Happy Mother’s Day, Mom. Thanks for hanging in there.
~Kacey














It’s so good to see that your mother was there to support you no matter what happened, whether or not she agreed with what was ultimately your decision. No one can be sure what will happen when a woman gets implants, which is why blogs like this and others are so important–the research still needs to be done. Thanks for the great post, Kacey!
Comment by Katie — May 12, 2008 @ 2:38 pm
thanks for the post kacey. my mother too, was my hope and my hero when i got sick. she took off work to be by my side, she slept in the bed next to me and comforted me when I woke up forgetting where i was, she took me to every doctor imaginable trying to get me better - and she was the person who kept telling me that one day i would be well again. happy mother’s day mothers. we love you.

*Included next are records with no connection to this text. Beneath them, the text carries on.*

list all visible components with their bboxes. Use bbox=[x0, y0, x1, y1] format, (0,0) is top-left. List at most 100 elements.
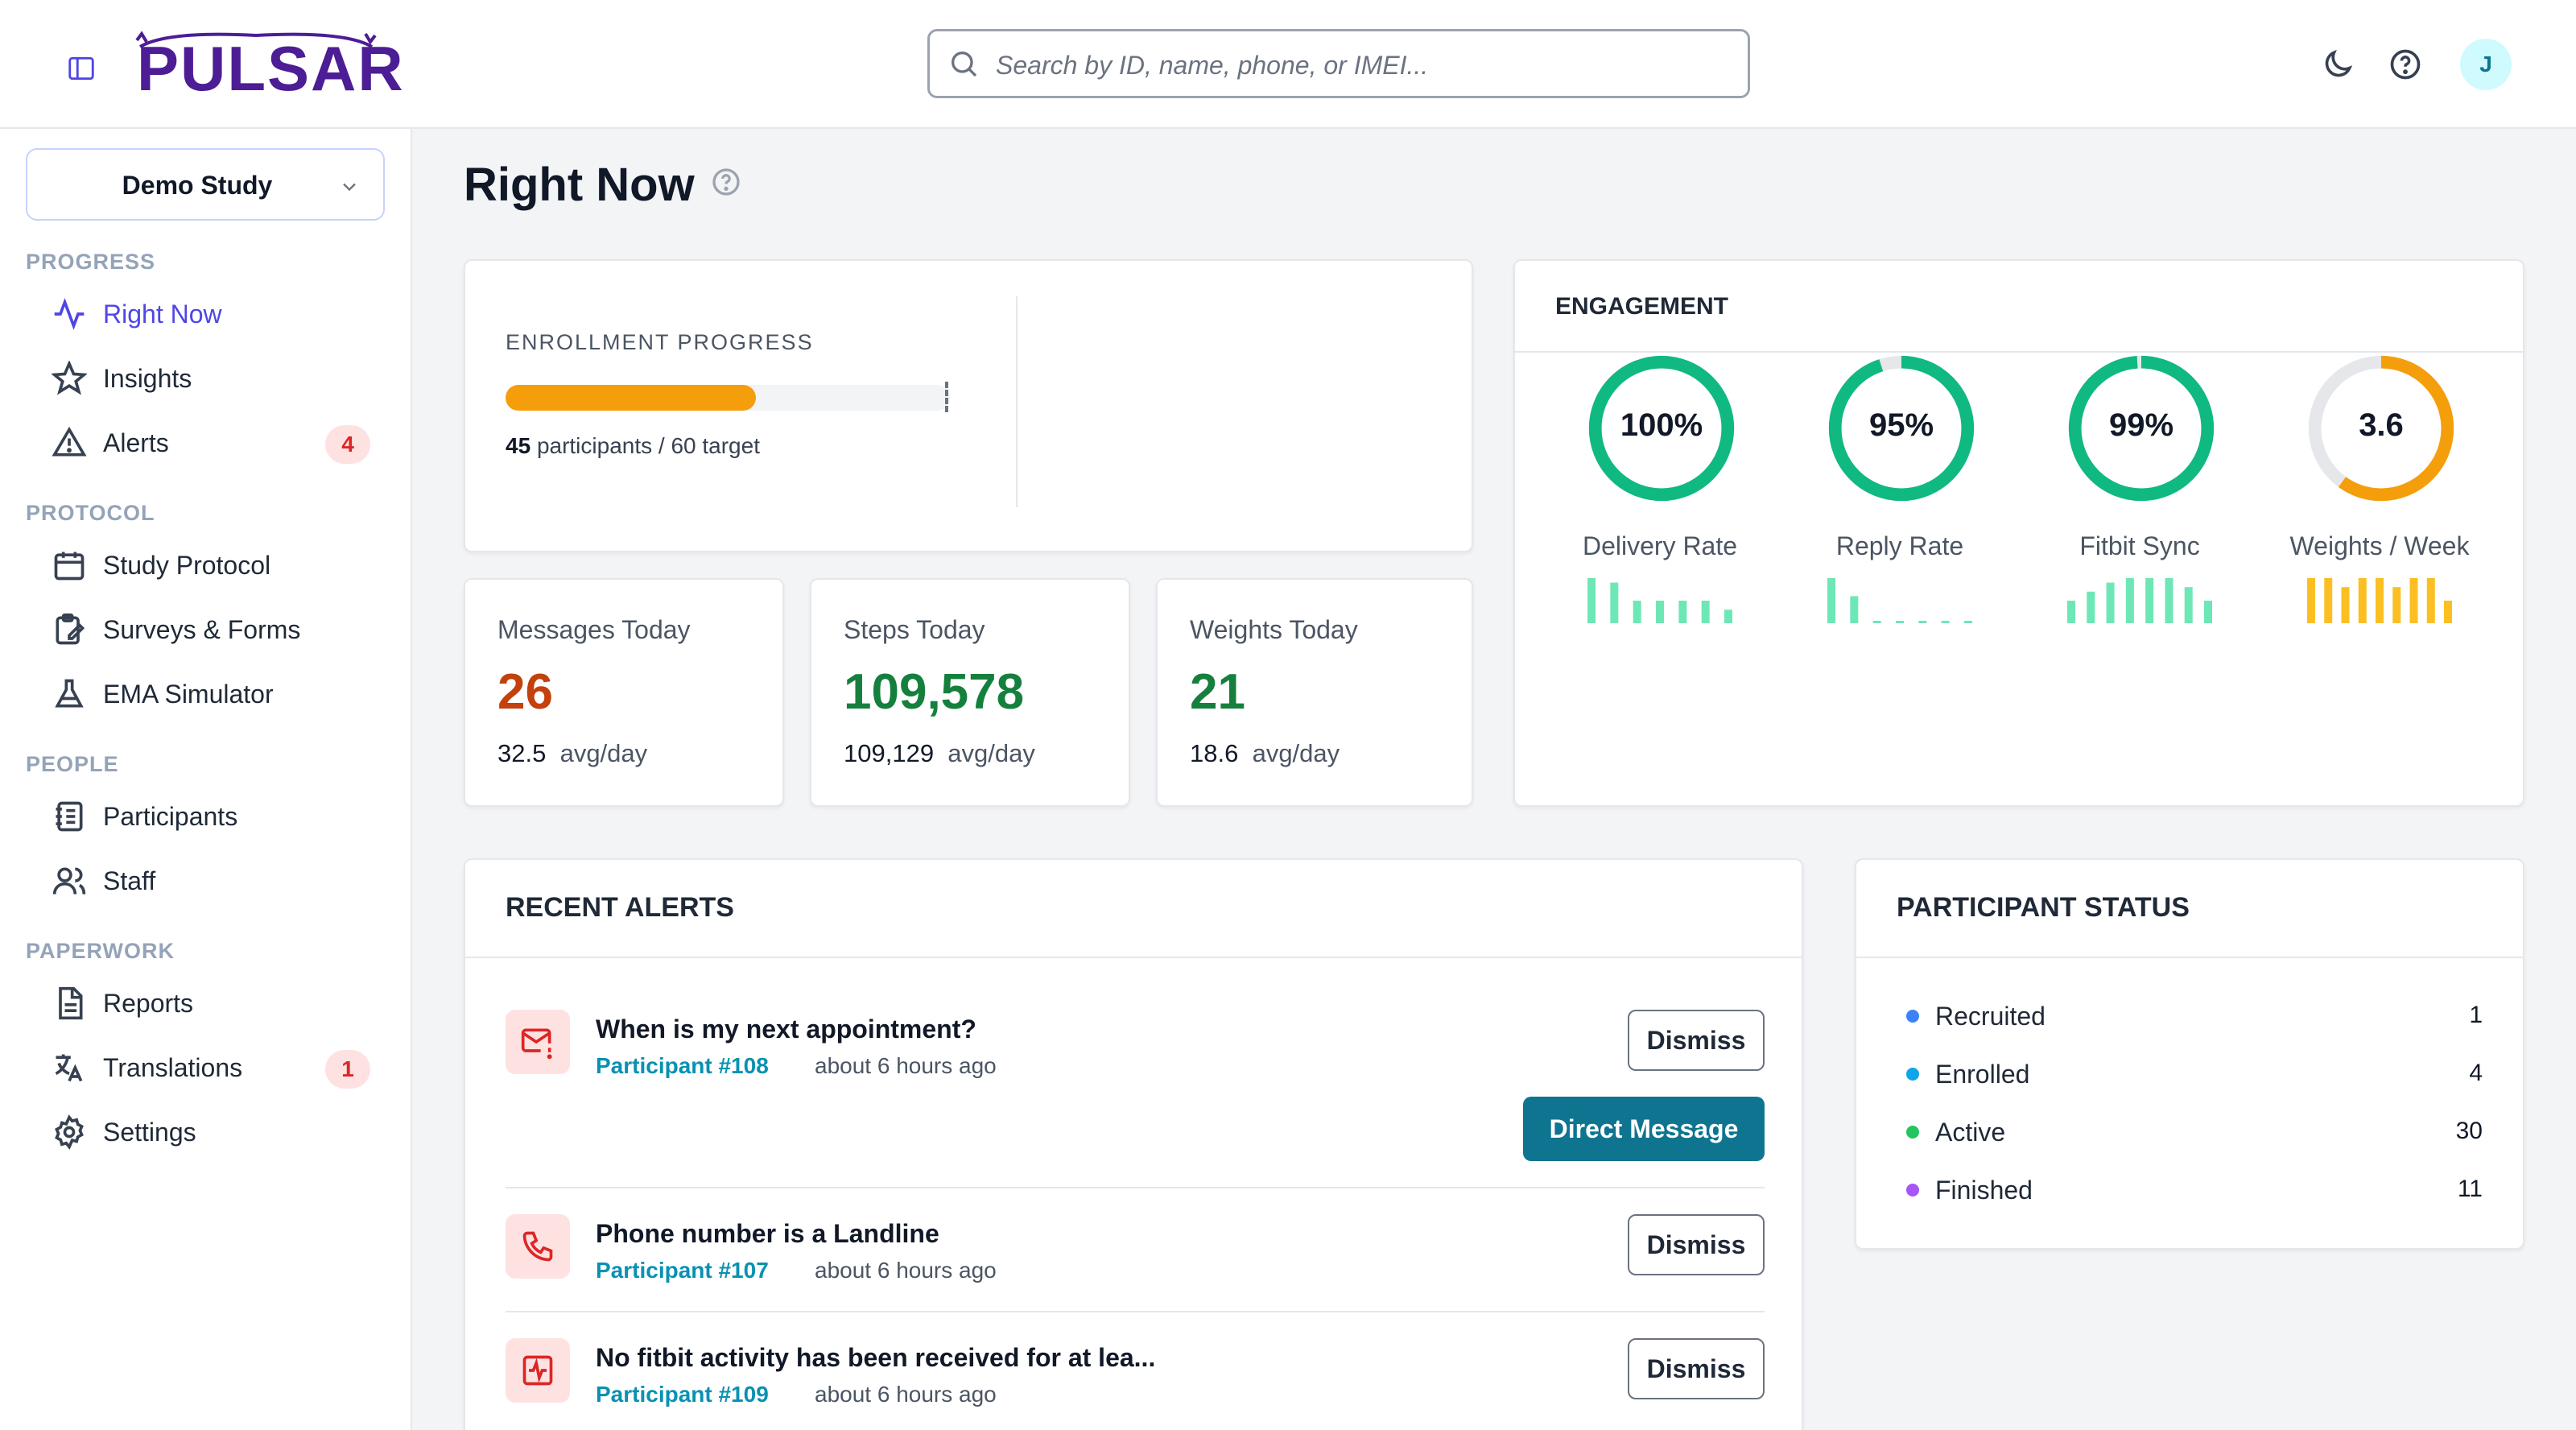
alert-item[interactable]: Phone number is a Landline Participant #… bbox=[506, 1214, 1765, 1295]
gauge-arc bbox=[2068, 355, 2215, 502]
section-people: PEOPLE bbox=[26, 752, 119, 776]
stat-average: 109,129 avg/day bbox=[844, 739, 1035, 768]
users-icon bbox=[52, 867, 86, 895]
direct-message-button[interactable]: Direct Message bbox=[1523, 1097, 1765, 1161]
sparkline bbox=[2067, 578, 2212, 623]
stat-card-weights: Weights Today 21 18.6 avg/day bbox=[1156, 578, 1473, 807]
sidebar-item-surveys-forms[interactable]: Surveys & Forms bbox=[48, 602, 370, 654]
sidebar-item-label: Settings bbox=[103, 1118, 196, 1147]
section-progress: PROGRESS bbox=[26, 250, 156, 274]
sparkline bbox=[1587, 578, 1732, 623]
avatar[interactable]: J bbox=[2460, 39, 2512, 90]
sidebar-item-reports[interactable]: Reports bbox=[48, 976, 370, 1027]
moon-icon[interactable] bbox=[2320, 47, 2355, 82]
sidebar-item-label: Alerts bbox=[103, 428, 169, 457]
gauge-value: 99% bbox=[2108, 407, 2174, 443]
heart-pulse-icon bbox=[522, 1355, 553, 1386]
sidebar-item-study-protocol[interactable]: Study Protocol bbox=[48, 538, 370, 589]
dismiss-button[interactable]: Dismiss bbox=[1628, 1010, 1765, 1071]
gauge-ring bbox=[1828, 355, 1975, 502]
sparkline-bar bbox=[1656, 601, 1664, 623]
alert-participant-link[interactable]: Participant #109 bbox=[596, 1382, 769, 1407]
gear-icon bbox=[55, 1114, 84, 1150]
alerts-count-badge: 4 bbox=[325, 425, 370, 464]
sparkline-bar bbox=[1678, 601, 1687, 623]
sparkline-bar bbox=[2426, 578, 2435, 623]
engagement-card: ENGAGEMENT 100% Delivery Rate 95% Reply Rat… bbox=[1513, 259, 2524, 807]
stat-average: 32.5 avg/day bbox=[497, 739, 647, 768]
participant-status-header: PARTICIPANT STATUS bbox=[1856, 860, 2523, 958]
alert-time: about 6 hours ago bbox=[815, 1258, 997, 1283]
help-circle-icon[interactable] bbox=[710, 166, 742, 198]
sidebar-item-ema-simulator[interactable]: EMA Simulator bbox=[48, 667, 370, 718]
sidebar-item-settings[interactable]: Settings bbox=[48, 1105, 370, 1156]
status-label: Active bbox=[1935, 1118, 2006, 1147]
dismiss-button[interactable]: Dismiss bbox=[1628, 1338, 1765, 1399]
study-select[interactable]: Demo Study bbox=[26, 148, 385, 221]
sidebar-item-insights[interactable]: Insights bbox=[48, 351, 370, 403]
stat-average-value: 18.6 bbox=[1190, 739, 1239, 767]
status-count: 1 bbox=[2469, 1002, 2483, 1028]
stat-average-value: 109,129 bbox=[844, 739, 935, 767]
sidebar-item-staff[interactable]: Staff bbox=[48, 853, 370, 905]
sparkline-bar bbox=[2444, 601, 2452, 623]
enrollment-progress-card: ENROLLMENT PROGRESS 45 participants / 60… bbox=[464, 259, 1473, 552]
enrollment-label: ENROLLMENT PROGRESS bbox=[506, 330, 814, 354]
stat-label: Steps Today bbox=[844, 615, 985, 644]
search-input[interactable]: Search by ID, name, phone, or IMEI... bbox=[927, 29, 1750, 98]
sidebar-item-label: Staff bbox=[103, 866, 156, 895]
sparkline-bar bbox=[2409, 578, 2418, 623]
sparkline-bar bbox=[1941, 621, 1950, 623]
gauge-value: 95% bbox=[1868, 407, 1934, 443]
gauge-ring bbox=[2308, 355, 2454, 502]
engagement-header: ENGAGEMENT bbox=[1515, 261, 2523, 353]
alert-item[interactable]: When is my next appointment? Participant… bbox=[506, 1010, 1765, 1171]
logo-wave-icon bbox=[135, 31, 377, 48]
stat-average-unit: avg/day bbox=[947, 739, 1035, 767]
sparkline-bar bbox=[2324, 578, 2333, 623]
mail-alert-icon bbox=[521, 1028, 552, 1060]
status-row-enrolled: Enrolled 4 bbox=[1906, 1058, 2483, 1090]
top-bar: PULSAR Search by ID, name, phone, or IME… bbox=[0, 0, 2576, 129]
sparkline-bar bbox=[1701, 601, 1710, 623]
sidebar-item-label: Right Now bbox=[103, 300, 222, 329]
logo-text: PULSAR bbox=[137, 33, 405, 104]
sidebar-item-right-now[interactable]: Right Now bbox=[48, 287, 370, 338]
divider bbox=[1016, 296, 1018, 507]
section-paperwork: PAPERWORK bbox=[26, 939, 175, 963]
sidebar-item-alerts[interactable]: Alerts 4 bbox=[48, 415, 370, 467]
sparkline-bar bbox=[2341, 587, 2350, 623]
activity-icon bbox=[54, 298, 85, 330]
sidebar-toggle-icon[interactable] bbox=[64, 53, 98, 84]
sidebar-item-label: Insights bbox=[103, 364, 192, 393]
stat-value: 21 bbox=[1190, 664, 1245, 720]
sidebar-item-translations[interactable]: Translations 1 bbox=[48, 1040, 370, 1092]
dismiss-button[interactable]: Dismiss bbox=[1628, 1214, 1765, 1275]
alert-item[interactable]: No fitbit activity has been received for… bbox=[506, 1338, 1765, 1419]
alert-participant-link[interactable]: Participant #108 bbox=[596, 1053, 769, 1078]
status-label: Enrolled bbox=[1935, 1060, 2030, 1089]
search-icon bbox=[952, 52, 977, 77]
enrollment-progress-bar bbox=[506, 382, 950, 412]
divider bbox=[506, 1311, 1765, 1312]
help-circle-icon[interactable] bbox=[2388, 47, 2423, 82]
alert-icon-box bbox=[506, 1010, 570, 1074]
gauge-label: Weights / Week bbox=[2289, 531, 2470, 560]
stat-average-unit: avg/day bbox=[559, 739, 648, 767]
alert-title: When is my next appointment? bbox=[596, 1015, 976, 1044]
recent-alerts-card: RECENT ALERTS When is my next appointmen… bbox=[464, 858, 1803, 1430]
gauge-ring bbox=[1588, 355, 1735, 502]
page-title: Right Now bbox=[464, 159, 695, 211]
alert-triangle-icon bbox=[52, 426, 87, 457]
divider bbox=[506, 1187, 1765, 1188]
recent-alerts-header: RECENT ALERTS bbox=[465, 860, 1802, 958]
status-dot bbox=[1906, 1126, 1919, 1139]
sidebar-item-participants[interactable]: Participants bbox=[48, 789, 370, 841]
sparkline-bar bbox=[2106, 582, 2115, 623]
alert-participant-link[interactable]: Participant #107 bbox=[596, 1258, 769, 1283]
status-row-active: Active 30 bbox=[1906, 1116, 2483, 1148]
stat-value: 109,578 bbox=[844, 664, 1025, 720]
sparkline-bar bbox=[2392, 587, 2401, 623]
gauge-arc bbox=[1828, 355, 1975, 502]
notebook-icon bbox=[56, 801, 83, 832]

Comment by gretchen — May 12, 2008 @ 3:18 pm
I am so worried when I started reading your blog I thought that you did not surpass that event, but until I read it all it is a great relief that you are now ok, yes it is a big confidence having big breast. But we must be thankful of what we have now.
Comment by online health&fitness — May 14, 2008 @ 3:14 am
im so glad i got the chance to read this….thank you kacey for sharing this!i see gretchens post, wow its truley amazing how alot of are all alike w the same life with our moms caring for us like they did!can i print this and share with my mother?i know about taking forever to tag along…its been months since i was out…and mom showering me, and kerry you have to eat hon, even if its a little, i still remember this,and look how far we came…wow! all the dr appointments mom took me to….a late happy mothers day here to my mom and all the moms out there and kaceys and gretchen, may god always bless yous!kerry
Comment by kerry silicone2000 — May 24, 2008 @ 7:22 am
Kerry, of course you can print my post and show it to your mom! It truly is a tribute to all mother’s out there, as they are the ones we return to for help when our bodies quit on us. I remember thinking how glad I was that I was only 20 and moving back home. My pride took a hit, but not nearly the hit it would have taken had I been older. I’m so lucky to have a family that was able to support me, and I feel quite blessed to be engaged to the man that fell in love with me when I could barely walk. It has been such a joy for him to see me on the healthy side; it kills me that he never knew me before my implants and sickness. If people knew that breast implants might take away their independence…I wonder if it would make a bigger impact?